Aparatoángel (Angel Apparatus)
Sonia Abián Rose
- Date:2008-2009
- Technique:Canvas, fabric, paper, electric light and metalic clips
- Dimensions:Variable dimensions
- Category: Installation
- Entry date:2021
- Register number:AD10465
- Donation of the artist, 2021
- On display in:
The work of Argentinean artist Sonia Abián comprises artistic investigations around archive policies and theories of reception aimed at revealing the mechanisms of power that intervene in the distribution and consumption of images. Abián appropriates historical images to reveal how they are vehicles of ideological propaganda serving power. A reference point of Aparatoángel (Angel Apparatus) is the iconography of the arquebusier angels of the Master of Calamarca, painted circa 1680. This type of representation configures a genre of colonial baroque art, mainly developed in the Viceroy of Peru, in the geographical area of present-day Bolivia and the north-west of Argentina. These representations symbolise the violence and Catholic indoctrination implicated in the Conquest of the Americas — their colonisation and evangelisation under the symbol of the sword and the cross.
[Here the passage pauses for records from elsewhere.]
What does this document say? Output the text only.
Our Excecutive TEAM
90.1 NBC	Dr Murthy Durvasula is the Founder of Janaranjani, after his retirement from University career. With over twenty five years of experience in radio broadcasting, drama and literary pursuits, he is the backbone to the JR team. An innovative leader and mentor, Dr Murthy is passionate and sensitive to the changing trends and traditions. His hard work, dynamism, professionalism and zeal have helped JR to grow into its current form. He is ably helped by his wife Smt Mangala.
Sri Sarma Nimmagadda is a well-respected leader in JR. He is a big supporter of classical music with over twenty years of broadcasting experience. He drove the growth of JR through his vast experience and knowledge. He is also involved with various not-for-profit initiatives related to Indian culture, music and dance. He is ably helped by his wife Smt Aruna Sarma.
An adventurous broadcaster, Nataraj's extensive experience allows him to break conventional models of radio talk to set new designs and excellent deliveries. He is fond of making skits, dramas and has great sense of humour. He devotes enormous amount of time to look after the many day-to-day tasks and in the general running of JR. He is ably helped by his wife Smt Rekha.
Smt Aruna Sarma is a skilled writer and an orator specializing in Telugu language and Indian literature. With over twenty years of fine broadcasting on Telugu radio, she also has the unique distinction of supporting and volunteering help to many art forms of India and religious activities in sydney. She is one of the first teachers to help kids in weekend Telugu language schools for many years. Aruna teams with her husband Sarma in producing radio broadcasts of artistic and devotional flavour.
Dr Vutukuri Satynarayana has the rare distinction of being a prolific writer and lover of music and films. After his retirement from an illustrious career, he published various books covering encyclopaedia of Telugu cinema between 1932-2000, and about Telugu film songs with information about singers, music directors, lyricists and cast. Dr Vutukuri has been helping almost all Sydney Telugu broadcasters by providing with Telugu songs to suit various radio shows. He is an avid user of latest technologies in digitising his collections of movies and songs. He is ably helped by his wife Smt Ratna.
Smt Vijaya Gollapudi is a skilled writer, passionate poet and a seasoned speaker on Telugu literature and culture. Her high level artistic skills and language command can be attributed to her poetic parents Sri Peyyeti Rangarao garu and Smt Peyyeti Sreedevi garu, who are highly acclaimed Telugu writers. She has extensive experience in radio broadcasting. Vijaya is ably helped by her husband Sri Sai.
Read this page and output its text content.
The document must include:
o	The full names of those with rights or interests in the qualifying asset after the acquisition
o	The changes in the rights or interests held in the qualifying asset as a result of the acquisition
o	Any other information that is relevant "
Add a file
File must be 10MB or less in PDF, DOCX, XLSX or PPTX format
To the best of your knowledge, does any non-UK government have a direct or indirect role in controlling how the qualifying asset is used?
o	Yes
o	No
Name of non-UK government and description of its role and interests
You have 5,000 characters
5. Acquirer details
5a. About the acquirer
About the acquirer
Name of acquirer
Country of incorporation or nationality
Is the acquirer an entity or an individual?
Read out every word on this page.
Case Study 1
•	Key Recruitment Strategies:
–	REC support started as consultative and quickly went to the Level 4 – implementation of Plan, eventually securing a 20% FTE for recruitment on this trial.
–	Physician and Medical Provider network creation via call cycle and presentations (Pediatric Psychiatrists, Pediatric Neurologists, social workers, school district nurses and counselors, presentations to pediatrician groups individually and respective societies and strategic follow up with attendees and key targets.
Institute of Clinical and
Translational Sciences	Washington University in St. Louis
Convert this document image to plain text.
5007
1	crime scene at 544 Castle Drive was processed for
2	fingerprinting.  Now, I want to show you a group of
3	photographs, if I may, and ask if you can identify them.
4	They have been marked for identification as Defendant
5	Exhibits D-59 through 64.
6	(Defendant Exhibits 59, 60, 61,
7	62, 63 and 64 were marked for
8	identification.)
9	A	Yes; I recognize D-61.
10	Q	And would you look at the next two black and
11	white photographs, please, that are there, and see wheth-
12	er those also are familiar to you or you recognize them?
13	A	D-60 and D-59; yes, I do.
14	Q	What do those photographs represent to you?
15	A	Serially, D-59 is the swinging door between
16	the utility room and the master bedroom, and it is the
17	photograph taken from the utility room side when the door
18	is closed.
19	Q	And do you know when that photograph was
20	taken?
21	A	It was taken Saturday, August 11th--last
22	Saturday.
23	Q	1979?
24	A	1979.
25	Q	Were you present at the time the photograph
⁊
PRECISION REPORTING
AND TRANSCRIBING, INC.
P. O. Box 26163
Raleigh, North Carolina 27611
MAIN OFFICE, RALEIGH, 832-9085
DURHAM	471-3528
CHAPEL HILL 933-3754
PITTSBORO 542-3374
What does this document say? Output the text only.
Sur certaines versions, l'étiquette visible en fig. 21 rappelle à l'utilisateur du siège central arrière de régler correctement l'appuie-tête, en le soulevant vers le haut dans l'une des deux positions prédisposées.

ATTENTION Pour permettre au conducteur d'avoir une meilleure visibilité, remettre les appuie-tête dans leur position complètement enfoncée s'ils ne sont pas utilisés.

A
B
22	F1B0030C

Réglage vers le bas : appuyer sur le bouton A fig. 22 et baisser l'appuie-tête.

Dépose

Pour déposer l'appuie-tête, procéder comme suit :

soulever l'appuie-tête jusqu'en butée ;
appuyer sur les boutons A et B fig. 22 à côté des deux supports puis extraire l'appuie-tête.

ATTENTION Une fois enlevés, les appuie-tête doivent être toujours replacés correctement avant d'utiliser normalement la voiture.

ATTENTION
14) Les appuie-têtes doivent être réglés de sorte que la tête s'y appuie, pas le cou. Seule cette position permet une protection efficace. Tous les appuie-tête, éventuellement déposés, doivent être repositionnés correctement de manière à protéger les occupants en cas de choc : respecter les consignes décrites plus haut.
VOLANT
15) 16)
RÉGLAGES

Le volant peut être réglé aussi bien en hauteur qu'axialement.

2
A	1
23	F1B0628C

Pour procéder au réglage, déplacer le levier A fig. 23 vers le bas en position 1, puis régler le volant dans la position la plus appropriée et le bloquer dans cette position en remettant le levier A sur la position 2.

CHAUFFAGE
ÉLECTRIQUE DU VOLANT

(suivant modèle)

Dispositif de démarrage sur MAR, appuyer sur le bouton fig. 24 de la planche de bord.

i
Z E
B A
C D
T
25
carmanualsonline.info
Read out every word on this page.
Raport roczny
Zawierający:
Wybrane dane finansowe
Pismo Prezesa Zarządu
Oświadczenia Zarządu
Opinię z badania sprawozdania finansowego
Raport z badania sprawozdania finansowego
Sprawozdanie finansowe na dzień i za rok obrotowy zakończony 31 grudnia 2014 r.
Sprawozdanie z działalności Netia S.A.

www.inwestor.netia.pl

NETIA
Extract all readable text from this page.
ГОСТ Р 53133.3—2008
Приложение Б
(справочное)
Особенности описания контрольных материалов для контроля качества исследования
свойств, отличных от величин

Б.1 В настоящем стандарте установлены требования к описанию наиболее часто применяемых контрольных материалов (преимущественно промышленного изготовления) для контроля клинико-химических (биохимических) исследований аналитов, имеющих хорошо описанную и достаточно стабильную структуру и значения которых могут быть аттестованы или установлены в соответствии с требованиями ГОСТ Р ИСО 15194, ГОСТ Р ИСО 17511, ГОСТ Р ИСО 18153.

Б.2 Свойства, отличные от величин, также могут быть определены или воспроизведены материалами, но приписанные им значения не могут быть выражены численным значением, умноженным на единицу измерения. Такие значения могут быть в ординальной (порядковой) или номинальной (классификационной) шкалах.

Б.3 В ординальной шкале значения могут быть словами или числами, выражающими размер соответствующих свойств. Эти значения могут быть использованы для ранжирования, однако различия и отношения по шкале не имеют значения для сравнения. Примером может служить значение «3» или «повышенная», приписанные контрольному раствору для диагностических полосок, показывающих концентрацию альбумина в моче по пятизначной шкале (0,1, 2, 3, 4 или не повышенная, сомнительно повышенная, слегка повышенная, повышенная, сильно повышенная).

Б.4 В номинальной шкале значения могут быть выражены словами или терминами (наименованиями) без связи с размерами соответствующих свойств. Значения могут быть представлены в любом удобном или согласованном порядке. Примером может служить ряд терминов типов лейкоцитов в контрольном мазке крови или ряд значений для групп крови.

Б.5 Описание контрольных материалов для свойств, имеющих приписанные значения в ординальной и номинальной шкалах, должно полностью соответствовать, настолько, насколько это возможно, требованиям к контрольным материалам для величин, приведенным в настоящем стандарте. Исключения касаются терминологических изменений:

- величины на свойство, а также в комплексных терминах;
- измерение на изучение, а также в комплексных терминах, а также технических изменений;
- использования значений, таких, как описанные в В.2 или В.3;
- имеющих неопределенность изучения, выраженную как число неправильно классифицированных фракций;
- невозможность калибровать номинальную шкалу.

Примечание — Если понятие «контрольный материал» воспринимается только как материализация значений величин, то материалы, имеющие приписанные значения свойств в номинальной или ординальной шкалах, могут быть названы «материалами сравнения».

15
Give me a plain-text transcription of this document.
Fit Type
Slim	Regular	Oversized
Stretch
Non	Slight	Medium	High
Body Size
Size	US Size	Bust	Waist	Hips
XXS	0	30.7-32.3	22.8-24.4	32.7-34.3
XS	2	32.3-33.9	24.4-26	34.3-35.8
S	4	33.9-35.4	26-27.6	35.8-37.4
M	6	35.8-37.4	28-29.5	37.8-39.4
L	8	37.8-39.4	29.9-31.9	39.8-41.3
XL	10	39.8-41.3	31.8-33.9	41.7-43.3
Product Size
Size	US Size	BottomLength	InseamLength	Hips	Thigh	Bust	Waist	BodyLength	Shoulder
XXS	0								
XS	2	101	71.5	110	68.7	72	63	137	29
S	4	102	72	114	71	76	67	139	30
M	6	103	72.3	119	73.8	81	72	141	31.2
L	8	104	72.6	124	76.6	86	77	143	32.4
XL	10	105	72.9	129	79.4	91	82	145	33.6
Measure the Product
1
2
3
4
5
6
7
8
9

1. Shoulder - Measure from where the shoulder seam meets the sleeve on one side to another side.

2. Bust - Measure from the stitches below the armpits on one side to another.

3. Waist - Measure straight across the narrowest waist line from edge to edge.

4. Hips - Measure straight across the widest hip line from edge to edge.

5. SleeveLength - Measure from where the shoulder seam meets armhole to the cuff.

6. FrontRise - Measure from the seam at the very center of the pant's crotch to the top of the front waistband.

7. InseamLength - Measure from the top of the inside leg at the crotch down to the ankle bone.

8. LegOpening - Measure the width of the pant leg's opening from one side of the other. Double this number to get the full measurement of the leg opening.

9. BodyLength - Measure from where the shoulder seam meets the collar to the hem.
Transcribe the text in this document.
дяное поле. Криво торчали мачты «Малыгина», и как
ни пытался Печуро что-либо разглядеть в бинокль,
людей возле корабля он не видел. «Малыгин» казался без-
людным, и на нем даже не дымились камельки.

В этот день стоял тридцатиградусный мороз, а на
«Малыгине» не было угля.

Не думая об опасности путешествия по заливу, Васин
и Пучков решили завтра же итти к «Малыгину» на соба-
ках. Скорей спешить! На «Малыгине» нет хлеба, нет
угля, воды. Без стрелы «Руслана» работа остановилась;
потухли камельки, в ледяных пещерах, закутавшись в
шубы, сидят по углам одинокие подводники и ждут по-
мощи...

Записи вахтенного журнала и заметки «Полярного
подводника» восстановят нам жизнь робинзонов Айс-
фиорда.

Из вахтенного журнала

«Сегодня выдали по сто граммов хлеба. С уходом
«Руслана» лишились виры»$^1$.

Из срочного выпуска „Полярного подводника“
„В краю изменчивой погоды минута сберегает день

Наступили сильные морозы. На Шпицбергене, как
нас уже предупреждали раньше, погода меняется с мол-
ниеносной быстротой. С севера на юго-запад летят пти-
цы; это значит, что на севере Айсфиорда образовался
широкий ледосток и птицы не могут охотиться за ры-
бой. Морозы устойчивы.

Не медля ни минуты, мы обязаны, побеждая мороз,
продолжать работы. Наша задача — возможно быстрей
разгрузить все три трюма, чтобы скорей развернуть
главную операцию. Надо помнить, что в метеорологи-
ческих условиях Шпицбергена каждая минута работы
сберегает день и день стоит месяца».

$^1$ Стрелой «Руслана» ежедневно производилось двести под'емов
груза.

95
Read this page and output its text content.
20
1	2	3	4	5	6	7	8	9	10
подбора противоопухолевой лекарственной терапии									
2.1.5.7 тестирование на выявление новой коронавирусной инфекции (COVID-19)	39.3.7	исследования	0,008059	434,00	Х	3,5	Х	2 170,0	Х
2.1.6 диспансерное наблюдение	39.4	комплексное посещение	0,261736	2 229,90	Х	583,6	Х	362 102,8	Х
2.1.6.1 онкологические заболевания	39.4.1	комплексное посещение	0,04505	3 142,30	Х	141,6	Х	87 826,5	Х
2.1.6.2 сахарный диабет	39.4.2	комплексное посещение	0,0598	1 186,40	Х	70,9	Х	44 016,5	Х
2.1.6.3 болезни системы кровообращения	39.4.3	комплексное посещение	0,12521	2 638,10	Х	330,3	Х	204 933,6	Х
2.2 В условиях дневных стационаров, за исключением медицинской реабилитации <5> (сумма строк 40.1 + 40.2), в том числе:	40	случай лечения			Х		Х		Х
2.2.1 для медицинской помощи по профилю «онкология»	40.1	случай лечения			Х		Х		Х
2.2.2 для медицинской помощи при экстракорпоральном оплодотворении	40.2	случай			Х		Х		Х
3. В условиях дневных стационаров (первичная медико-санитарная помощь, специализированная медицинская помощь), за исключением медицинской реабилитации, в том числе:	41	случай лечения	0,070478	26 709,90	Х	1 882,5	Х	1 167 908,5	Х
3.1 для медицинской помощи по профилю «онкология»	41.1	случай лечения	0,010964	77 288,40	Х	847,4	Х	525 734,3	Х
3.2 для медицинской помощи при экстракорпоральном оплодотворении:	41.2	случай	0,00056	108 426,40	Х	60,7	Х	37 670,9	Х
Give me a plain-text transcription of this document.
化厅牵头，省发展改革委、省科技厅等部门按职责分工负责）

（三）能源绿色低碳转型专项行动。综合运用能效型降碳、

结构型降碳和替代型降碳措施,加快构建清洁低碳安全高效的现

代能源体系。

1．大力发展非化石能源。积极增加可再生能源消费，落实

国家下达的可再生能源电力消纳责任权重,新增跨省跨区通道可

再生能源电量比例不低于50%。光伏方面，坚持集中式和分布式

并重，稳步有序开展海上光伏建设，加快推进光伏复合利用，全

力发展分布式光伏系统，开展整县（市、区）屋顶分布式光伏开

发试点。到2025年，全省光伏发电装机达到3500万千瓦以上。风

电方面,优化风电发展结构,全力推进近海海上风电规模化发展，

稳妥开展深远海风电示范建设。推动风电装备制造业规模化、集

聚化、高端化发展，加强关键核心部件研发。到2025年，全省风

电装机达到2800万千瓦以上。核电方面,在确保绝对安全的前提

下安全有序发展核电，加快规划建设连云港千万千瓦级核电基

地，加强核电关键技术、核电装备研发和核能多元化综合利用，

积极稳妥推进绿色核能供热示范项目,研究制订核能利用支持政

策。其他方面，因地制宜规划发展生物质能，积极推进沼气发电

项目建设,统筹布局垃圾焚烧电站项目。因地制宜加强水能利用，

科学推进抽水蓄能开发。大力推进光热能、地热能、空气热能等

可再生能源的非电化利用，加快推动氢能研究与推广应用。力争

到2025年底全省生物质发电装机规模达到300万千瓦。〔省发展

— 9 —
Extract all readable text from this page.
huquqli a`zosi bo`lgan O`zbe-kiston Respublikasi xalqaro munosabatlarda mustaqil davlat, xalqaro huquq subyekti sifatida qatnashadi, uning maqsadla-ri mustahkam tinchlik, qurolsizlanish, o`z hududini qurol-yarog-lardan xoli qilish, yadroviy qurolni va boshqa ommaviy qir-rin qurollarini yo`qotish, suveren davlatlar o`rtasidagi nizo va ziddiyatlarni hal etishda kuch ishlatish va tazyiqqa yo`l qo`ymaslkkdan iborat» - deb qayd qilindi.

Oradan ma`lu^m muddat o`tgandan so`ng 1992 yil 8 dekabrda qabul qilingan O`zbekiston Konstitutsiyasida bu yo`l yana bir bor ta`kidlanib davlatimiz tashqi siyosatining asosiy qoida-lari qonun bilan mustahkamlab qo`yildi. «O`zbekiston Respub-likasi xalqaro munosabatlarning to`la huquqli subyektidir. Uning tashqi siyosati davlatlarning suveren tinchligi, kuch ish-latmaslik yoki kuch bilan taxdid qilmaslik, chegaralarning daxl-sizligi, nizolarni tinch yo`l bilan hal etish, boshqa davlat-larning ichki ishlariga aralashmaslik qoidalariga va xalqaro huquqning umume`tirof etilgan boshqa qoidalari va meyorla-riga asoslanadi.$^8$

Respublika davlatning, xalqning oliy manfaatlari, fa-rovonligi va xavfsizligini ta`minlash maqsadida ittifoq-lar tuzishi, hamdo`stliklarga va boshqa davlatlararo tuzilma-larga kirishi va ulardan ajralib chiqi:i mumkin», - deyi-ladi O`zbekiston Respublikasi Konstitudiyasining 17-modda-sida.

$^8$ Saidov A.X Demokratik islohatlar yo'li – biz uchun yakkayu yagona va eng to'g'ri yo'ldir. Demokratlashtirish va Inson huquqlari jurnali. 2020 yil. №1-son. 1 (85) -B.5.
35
The installation is made up of paintings, silhouettes of bodies and suspended paper templates that deconstruct the images of angels using techniques from popular culture. Abián organises the pieces in layers to trigger different readings, according to the physical position of the spectator in relation to the work. The clothing is made with text patterns (press articles on mysoginistic violence, femicides, the arrival of migrant patera boats and migrant deportations) that perpetuate colonial ideology in the present and resignify the multiple forms of racial, sexual and gender violence inflicted on bodies.